Lors de l’examen du dernier rapport présenté par la Colombie, le Comité contre la torture s’est déclaré très préoccupé par l’insuffisance des enquêtes pénales conduites sur des faits de tortures et par le fait que nombre d’entre elles ne débouchaient sur aucune poursuite. En novembre 2009, le procureur général de la Nation a mentionné 6 956 enquêtes concernant des faits de torture, mais seules 28 de ces affaires (0,4 %) étaient en cours de jugement.

Les crimes de torture, de génocide et de disparition forcée sont totalement exclus de la juridiction pénale militaire. En vertu du code de procédure pénale, les militaires responsables de violations des droits de l’homme doivent être jugés par des tribunaux civils. Pourtant, dans de telles affaires, les militaires demeurent souvent jugés par leurs pairs et ne sont que rarement condamnés. En 2008, le ministère de la Défense a démis de leurs fonctions 80 officiers et 213 soldats pour inefficacité, conduite non éthique, corruption et implication suspectée dans des violations des droits de l’homme. Ils n’ont cependant pas été jugés.

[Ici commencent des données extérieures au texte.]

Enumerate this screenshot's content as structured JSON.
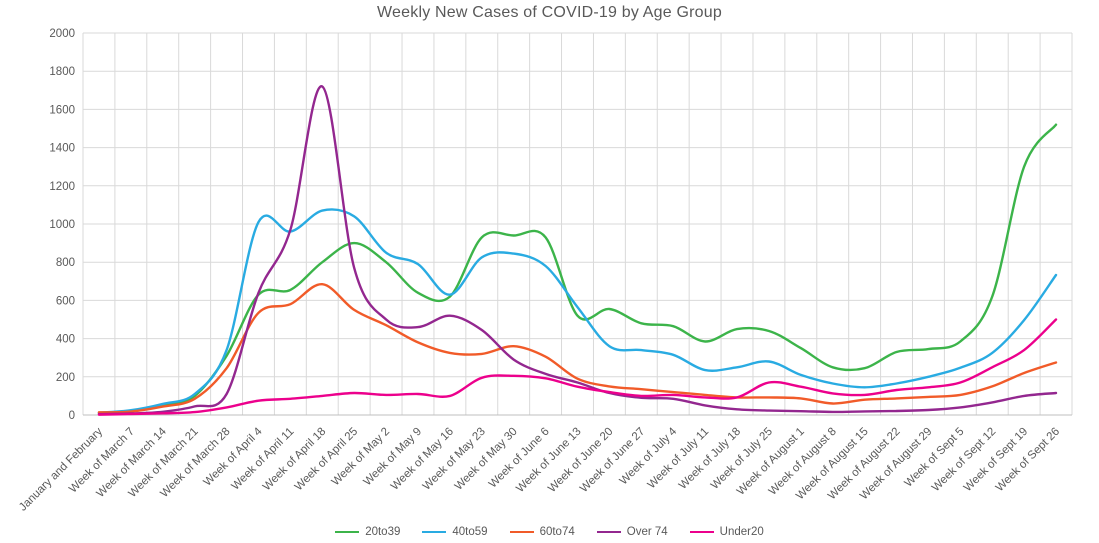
{
  "chart_data": {
    "type": "line",
    "title": "Weekly New Cases of COVID-19 by Age Group",
    "xlabel": "",
    "ylabel": "",
    "ylim": [
      0,
      2000
    ],
    "ytick_step": 200,
    "y_ticks": [
      "0",
      "200",
      "400",
      "600",
      "800",
      "1000",
      "1200",
      "1400",
      "1600",
      "1800",
      "2000"
    ],
    "grid": true,
    "smooth_lines": true,
    "legend_position": "bottom",
    "categories": [
      "January and February",
      "Week of March 7",
      "Week of March 14",
      "Week of March 21",
      "Week of March 28",
      "Week of April 4",
      "Week of April 11",
      "Week of April 18",
      "Week of April 25",
      "Week of May 2",
      "Week of May 9",
      "Week of May 16",
      "Week of May 23",
      "Week of May 30",
      "Week of June 6",
      "Week of June 13",
      "Week of June 20",
      "Week of June 27",
      "Week of July 4",
      "Week of July 11",
      "Week of July 18",
      "Week of July 25",
      "Week of August 1",
      "Week of August 8",
      "Week of August 15",
      "Week of August 22",
      "Week of August 29",
      "Week of Sept 5",
      "Week of Sept 12",
      "Week of Sept 19",
      "Week of Sept 26"
    ],
    "series": [
      {
        "name": "20to39",
        "color": "#3CB44A",
        "values": [
          10,
          22,
          52,
          100,
          310,
          630,
          655,
          800,
          900,
          800,
          640,
          620,
          930,
          940,
          930,
          520,
          555,
          480,
          465,
          385,
          450,
          440,
          350,
          250,
          245,
          330,
          345,
          385,
          620,
          1300,
          1520
        ]
      },
      {
        "name": "40to59",
        "color": "#29ABE2",
        "values": [
          12,
          25,
          58,
          110,
          340,
          1010,
          960,
          1070,
          1040,
          850,
          790,
          630,
          825,
          845,
          780,
          565,
          360,
          340,
          315,
          235,
          250,
          280,
          210,
          165,
          145,
          165,
          200,
          247,
          325,
          497,
          733
        ]
      },
      {
        "name": "60to74",
        "color": "#F15B29",
        "values": [
          14,
          18,
          44,
          85,
          245,
          535,
          580,
          685,
          550,
          470,
          380,
          325,
          320,
          360,
          305,
          190,
          150,
          135,
          120,
          105,
          92,
          92,
          87,
          60,
          80,
          87,
          95,
          105,
          150,
          220,
          275
        ]
      },
      {
        "name": "Over 74",
        "color": "#93278F",
        "values": [
          5,
          8,
          17,
          45,
          110,
          640,
          970,
          1720,
          770,
          500,
          460,
          520,
          445,
          290,
          215,
          170,
          115,
          90,
          85,
          50,
          30,
          23,
          20,
          16,
          19,
          21,
          26,
          40,
          66,
          100,
          115
        ]
      },
      {
        "name": "Under20",
        "color": "#EC008C",
        "values": [
          2,
          5,
          9,
          15,
          40,
          75,
          85,
          100,
          115,
          105,
          110,
          100,
          195,
          205,
          192,
          148,
          120,
          100,
          105,
          92,
          92,
          170,
          148,
          113,
          105,
          131,
          145,
          170,
          250,
          340,
          500
        ]
      }
    ],
    "colors": {
      "title_text": "#595959",
      "axis_text": "#595959",
      "gridline": "#D9D9D9",
      "axis_line": "#BFBFBF"
    }
  }
}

L’impunité reste donc de mise : alors que toutes les parties prenantes au conflit ont utilisé la torture, les commanditaires de ces actes ne sont que rarement traduits en justice. Les véritables responsables des violences civiles et politiques échappent à la justice et seuls les exécutants sont punis, encore que de façon non systématique et très aléatoire.